AUGUSTA – If the designation of the Allagash Wilderness Waterway as a national wild and scenic river gets in the way of the state’s management, it may be time to get rid of that federal moniker, Sen. John Martin told the Agriculture, Conservation and Forestry Committee on Thursday.
The Eagle Lake Democrat has sponsored a bill to change the management of the Allagash by removing it from the oversight of the Land Use Regulation Commission and by formalizing seven motorized access points on the 92-mile waterway.
He said the federal designation should go if it gets in the way of northern Mainers’ use of the river.
Martin told the committee it should consider killing his bill and forming a study committee that would review what the Allagash was meant to be, and determine how to get it there.
Martin’s comments about doing away with the federal wild and scenic designation drew gasps of astonishment from the guides, camp owners and environmentalists who packed the committee hearing room.
Many of these opponents of Martin’s bill repeatedly said the state has broken its promise to “develop the maximum wilderness character” of the Allagash.
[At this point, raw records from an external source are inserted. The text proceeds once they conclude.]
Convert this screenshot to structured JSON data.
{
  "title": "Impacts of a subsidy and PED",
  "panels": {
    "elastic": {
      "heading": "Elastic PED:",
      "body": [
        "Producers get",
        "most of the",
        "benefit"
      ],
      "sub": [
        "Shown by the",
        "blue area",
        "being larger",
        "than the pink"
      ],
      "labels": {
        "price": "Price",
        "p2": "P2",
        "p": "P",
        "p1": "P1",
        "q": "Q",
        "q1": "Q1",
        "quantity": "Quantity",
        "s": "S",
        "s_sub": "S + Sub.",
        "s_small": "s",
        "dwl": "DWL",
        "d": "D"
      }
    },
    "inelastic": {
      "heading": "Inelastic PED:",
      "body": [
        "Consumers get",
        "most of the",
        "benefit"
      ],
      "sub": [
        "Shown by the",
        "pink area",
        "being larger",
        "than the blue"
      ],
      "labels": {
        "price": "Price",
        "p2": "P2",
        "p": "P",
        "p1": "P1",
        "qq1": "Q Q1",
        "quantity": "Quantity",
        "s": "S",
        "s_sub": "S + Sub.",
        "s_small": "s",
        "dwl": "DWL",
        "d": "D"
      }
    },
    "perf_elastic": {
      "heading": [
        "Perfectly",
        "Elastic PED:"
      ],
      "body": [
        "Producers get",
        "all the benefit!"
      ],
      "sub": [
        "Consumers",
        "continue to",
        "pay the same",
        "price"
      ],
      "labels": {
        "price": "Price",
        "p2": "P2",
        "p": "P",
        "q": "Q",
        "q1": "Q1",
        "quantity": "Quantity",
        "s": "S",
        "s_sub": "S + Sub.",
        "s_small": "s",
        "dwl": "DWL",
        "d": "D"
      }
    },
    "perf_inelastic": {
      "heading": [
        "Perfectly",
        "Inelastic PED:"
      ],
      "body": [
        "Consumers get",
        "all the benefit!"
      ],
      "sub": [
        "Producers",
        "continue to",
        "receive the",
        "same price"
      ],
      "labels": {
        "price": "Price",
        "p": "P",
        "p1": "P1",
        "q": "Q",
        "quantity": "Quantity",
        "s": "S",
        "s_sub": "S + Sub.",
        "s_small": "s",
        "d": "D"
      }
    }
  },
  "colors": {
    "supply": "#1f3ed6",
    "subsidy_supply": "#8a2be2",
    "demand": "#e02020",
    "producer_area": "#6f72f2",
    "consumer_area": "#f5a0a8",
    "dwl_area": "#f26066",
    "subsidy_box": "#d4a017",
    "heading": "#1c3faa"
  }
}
That promise was made when 68 percent of state voters approved a $1.5 million bond issue to create the waterway in 1967, and when the state accepted the same amount of money from the federal government to manage the area as a wild and scenic river.
In 1970, the Allagash became the first state-managed waterway to be designated as a wild river under the national wild and scenic rivers act. This designation was sought as part of an effort to forestall a federal takeover making the waterway a national recreation area.
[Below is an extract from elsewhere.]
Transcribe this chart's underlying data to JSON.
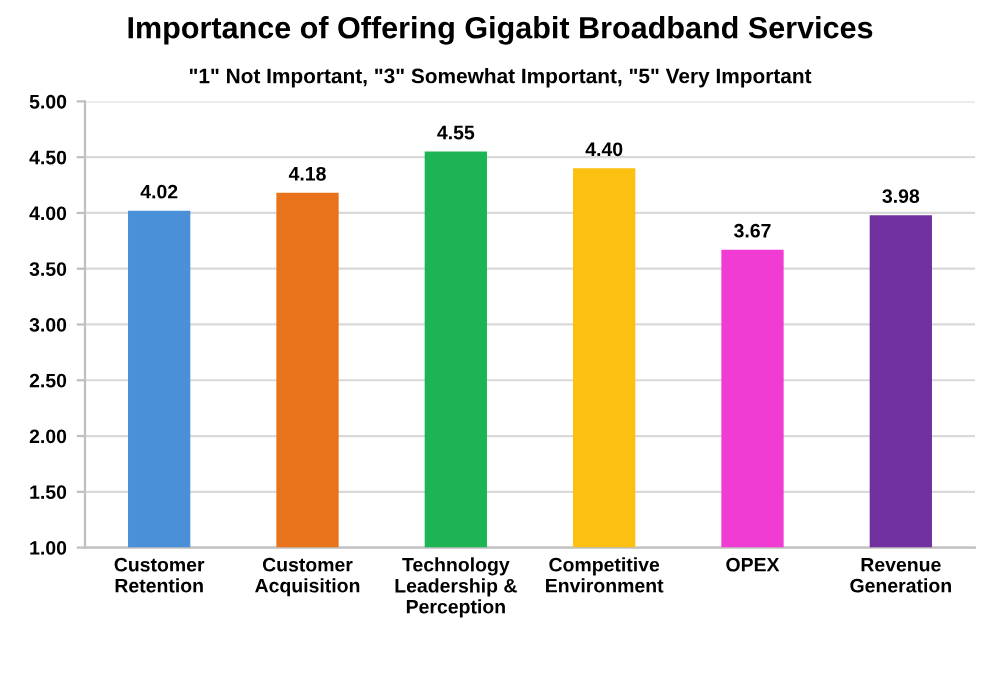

According to federal guidelines, a wild and scenic river should be “generally inaccessible except by trail, with watersheds or shorelines essentially primitive and waters unpolluted.”
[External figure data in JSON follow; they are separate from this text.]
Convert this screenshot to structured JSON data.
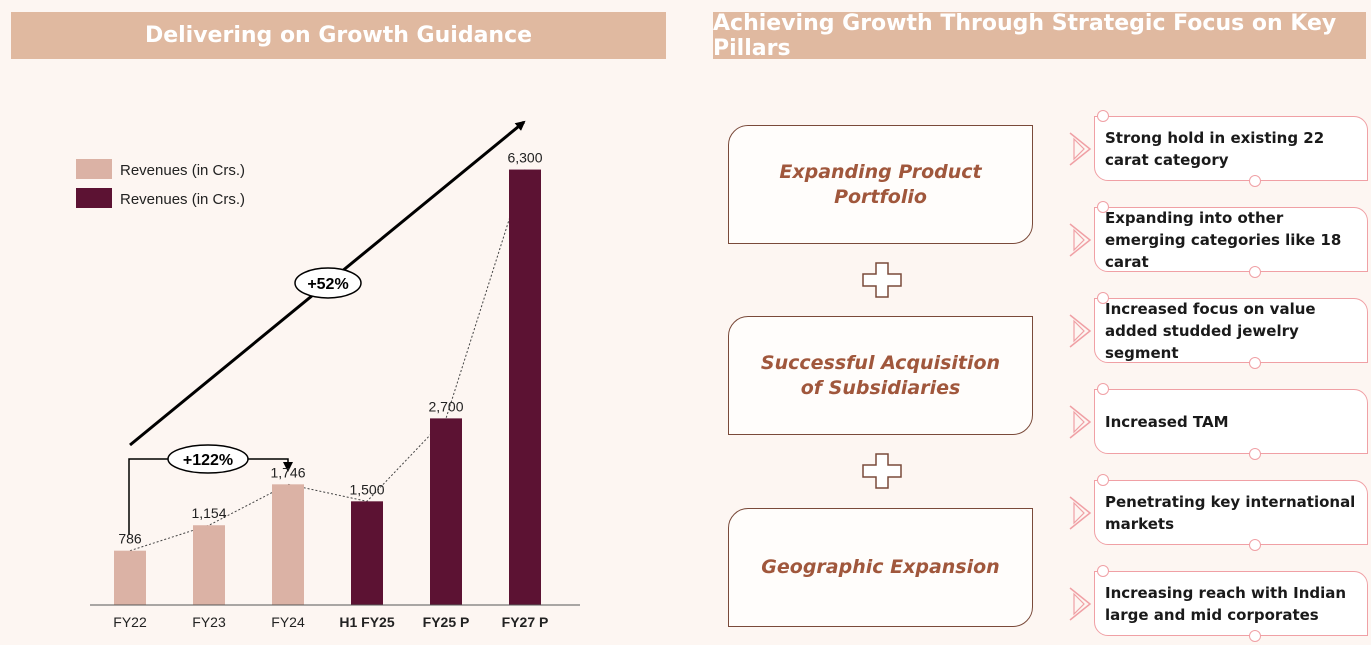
{
  "left_panel": {
    "title": "Delivering on Growth Guidance"
  },
  "right_panel": {
    "title": "Achieving Growth Through Strategic Focus on Key Pillars",
    "pillars": [
      {
        "label": "Expanding Product Portfolio"
      },
      {
        "label": "Successful Acquisition of Subsidiaries"
      },
      {
        "label": "Geographic Expansion"
      }
    ],
    "bullets": [
      {
        "text": "Strong hold in existing 22 carat category"
      },
      {
        "text": "Expanding into other emerging categories like 18 carat"
      },
      {
        "text": "Increased focus on value added studded jewelry segment"
      },
      {
        "text": "Increased TAM"
      },
      {
        "text": "Penetrating key international markets"
      },
      {
        "text": "Increasing reach with Indian large and mid corporates"
      }
    ]
  },
  "chart_data": {
    "type": "bar",
    "categories": [
      "FY22",
      "FY23",
      "FY24",
      "H1 FY25",
      "FY25 P",
      "FY27 P"
    ],
    "category_bold": [
      false,
      false,
      false,
      true,
      true,
      true
    ],
    "values": [
      786,
      1154,
      1746,
      1500,
      2700,
      6300
    ],
    "value_labels": [
      "786",
      "1,154",
      "1,746",
      "1,500",
      "2,700",
      "6,300"
    ],
    "series_index": [
      0,
      0,
      0,
      1,
      1,
      1
    ],
    "series": [
      {
        "name": "Revenues (in Crs.)",
        "color": "#dbb2a5"
      },
      {
        "name": "Revenues (in Crs.)",
        "color": "#5c1233"
      }
    ],
    "ylim": [
      0,
      6800
    ],
    "legend": "top-left",
    "grid": false,
    "annotations": [
      {
        "label": "+52%",
        "type": "growth-arrow"
      },
      {
        "label": "+122%",
        "type": "bracket-arrow",
        "from": "FY22",
        "to": "FY24"
      }
    ]
  },
  "colors": {
    "header_bg": "#e0b9a0",
    "accent_brown": "#a0573c",
    "bullet_border": "#f0a0a5"
  }
}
“If it is going to prevent what this state wants, I think I’m ready to forgo that [federal] designation,” Martin said.
When committee member Rep. Linda McKee, D-Wayne, said she thought the Allagash was for all the people of Maine and the nation, Martin responded: “They’re entitled to use it, but not to the detriment of the people who live here.” Martin’s northern Maine Senate district encompasses much of the Allagash.
He said people need to be realistic about the Allagash. It is not a wilderness area, but the state did the best it could to preserve a river in the middle of a working forest, where people should expect to hear trucks, chain saws and skidders, Martin told the committee.
He went on to say that legislation could be passed to give the federal government its money back and to get the national government out of the Allagash altogether.
That would be a bad idea, said a former state legislator who introduced the original order to investigate the best way to preserve the Allagash. Gilman Whitman, who served in the Legislature from 1958 to 1961, said the federal designation strengthens the waterway and that the partnership with the U.S. government is needed for the “continued operation of the Allagash Wilderness Waterway, with the emphasis on wilderness.”
He and the dozen others who spoke in opposition to Martin’s bill said that allowing increased easy access to the waterway breached the original intent to preserve the area as wild and remote.
Rick Givens of Millinocket, who owned Allagash Wilderness Outfitters for 34 years, said the state agreed to manage the waterway under the terms of the bond issue and the federal wild and scenic rivers act. “The state has sadly failed in these responsibilities,” he said.
Only two people, both representatives of the Sportsman’s Alliance of Maine, spoke in favor of Martin’s bill and his revised proposal to form a study committee.
A debate over the true nature of the Allagash has been raging for years. Those who live near the waterway tend to say that it should be easily accessible for a day of canoeing, fishing or fiddleheading.
Outfitters, guides and those who live farther away, but take extended trips on the river, say that it was intended to be used for multiday canoe trips that offered solitude and that access to the water was to be gained at only two points, one each at the southern and northern ends of the waterway.
Some critics have asked the National Park Service to review the state’s management to see whether it has violated the wild and scenic rivers act by allowing 14 access points and by reconstructing a timber-crib dam with a large concrete structure on Churchill Lake.
The National Park Service sent a letter to the legislative committee opposing Martin’s bill, because it would enshrine seven access points in state statute. This would conflict with the wild river designation and state law, Jamie Fosburgh, rivers program manager in the NPS Boston office, wrote in a letter earlier this week.
Martin said it was time for a thorough study of the Allagash to end the squabbling.
The Bureau of Parks and Lands, which oversees the Allagash, supports the idea of such a study, but it is opposed to portions of Martin’s original bill, which would have remade the waterway’s advisory committee to include only representatives from northern Maine, said Tom Morrison, the bureau’s director. He testified neither for nor against the bill.
In an interview, Morrison said a study commission would be helpful because it is time to determine whether the state is in fact in compliance with the federal wild and scenic rivers act.
Such a review should determine if the tenets of state law, the 1998 Allagash management plan and the federal wild and scenic rivers act are being met. If some are not, then the committee should decide how the management should be changed.